Samuel Down était un de nos nouveaux convertis. Il se joignit à l'Eglise et paraissait dans les meilleures dispositions; mais j'avais pitié du pauvre garçon en pensant qu'il devait retourner travailler au chantier pour la construction des vaisseaux, parmi des ouvriers dissolus. Demeurera-t-il ferme? me demandais-je. Il est si facile de se laisser aller en arrière en religion! Il est beaucoup plus aisé de reculer de deux pas que d'avancer d'un. Eh bien, dis-je enfin, nous devons remettre Samuel à la garde de Dieu et de sa conscience.

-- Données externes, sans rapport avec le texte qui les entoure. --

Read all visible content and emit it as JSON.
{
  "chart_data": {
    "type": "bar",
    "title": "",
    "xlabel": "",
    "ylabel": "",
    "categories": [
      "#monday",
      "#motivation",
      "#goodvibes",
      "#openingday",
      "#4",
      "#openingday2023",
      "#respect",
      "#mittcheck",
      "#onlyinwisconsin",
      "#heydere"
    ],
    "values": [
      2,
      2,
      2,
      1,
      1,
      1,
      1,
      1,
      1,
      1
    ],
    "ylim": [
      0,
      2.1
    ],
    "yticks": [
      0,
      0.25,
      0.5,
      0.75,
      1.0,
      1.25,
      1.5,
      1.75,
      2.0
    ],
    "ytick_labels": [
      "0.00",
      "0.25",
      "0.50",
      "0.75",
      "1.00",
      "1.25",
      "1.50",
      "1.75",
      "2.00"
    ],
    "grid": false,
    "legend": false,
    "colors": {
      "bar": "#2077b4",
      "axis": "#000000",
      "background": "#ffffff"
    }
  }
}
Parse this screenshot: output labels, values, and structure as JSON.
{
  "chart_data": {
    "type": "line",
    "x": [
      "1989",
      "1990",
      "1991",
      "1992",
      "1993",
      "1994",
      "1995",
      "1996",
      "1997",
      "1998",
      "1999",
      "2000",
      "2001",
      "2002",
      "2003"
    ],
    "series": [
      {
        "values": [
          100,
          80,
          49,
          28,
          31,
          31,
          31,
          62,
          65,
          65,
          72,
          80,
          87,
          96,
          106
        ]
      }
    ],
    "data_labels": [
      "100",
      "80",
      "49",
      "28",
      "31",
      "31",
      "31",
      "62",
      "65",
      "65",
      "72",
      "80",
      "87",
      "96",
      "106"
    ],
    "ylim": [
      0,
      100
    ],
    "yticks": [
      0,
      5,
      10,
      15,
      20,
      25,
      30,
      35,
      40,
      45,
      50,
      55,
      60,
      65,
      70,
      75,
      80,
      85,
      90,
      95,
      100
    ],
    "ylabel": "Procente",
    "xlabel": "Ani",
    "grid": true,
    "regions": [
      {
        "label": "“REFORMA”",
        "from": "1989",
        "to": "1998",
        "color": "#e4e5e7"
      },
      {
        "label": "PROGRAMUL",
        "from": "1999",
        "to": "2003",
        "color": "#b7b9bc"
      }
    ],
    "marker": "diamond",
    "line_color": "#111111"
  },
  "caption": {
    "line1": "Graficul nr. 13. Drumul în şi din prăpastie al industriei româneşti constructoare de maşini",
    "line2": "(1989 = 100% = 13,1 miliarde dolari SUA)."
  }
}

Deux années se sont passées, et bien loin de retourner en arrière, Samuel voit sa foi et sa piété se fortifier de jour en jour. D'autres sont tombés : lui demeure forme; et pourtant, personne ne fut jamais placé dans des circonstances plus défavorables que lui. En parlant un soir avec Samuel, je découvris l'un des secrets de sa fermeté.

- Je ne sors pas une fois le matin avant d'avoir lu la Parole de Dieu et prié, me dit-il. Si j'ai beaucoup à faire, je me lève une heure plus tôt. Je médite sur mes points faibles, et je demande la grâce de Dieu pour me fortifier.

La prière est notre armure pour le combat de la vie. Si vous oubliez de faire vos requêtes matinales, vous en subirez les conséquences; la tentation sera devant vous, et vous ne serez pas préparés à la surmonter; il y aura dans votre âme un sentiment de culpabilité qui vous éloignera de Christ. Vous pouvez être assurés que si vous passez au lit l'heure que vous devriez consacrer à la prière, vous ne pourrez pas la retrouver. Jeunes chrétiens, ne commencez jamais la journée que par la méditation et la prière. Les heures du matin ainsi employées sont aussi précieuses que l'or; que dis-je, elles nous assureront des biens beaucoup plus précieux : ceux qui ne passeront jamais.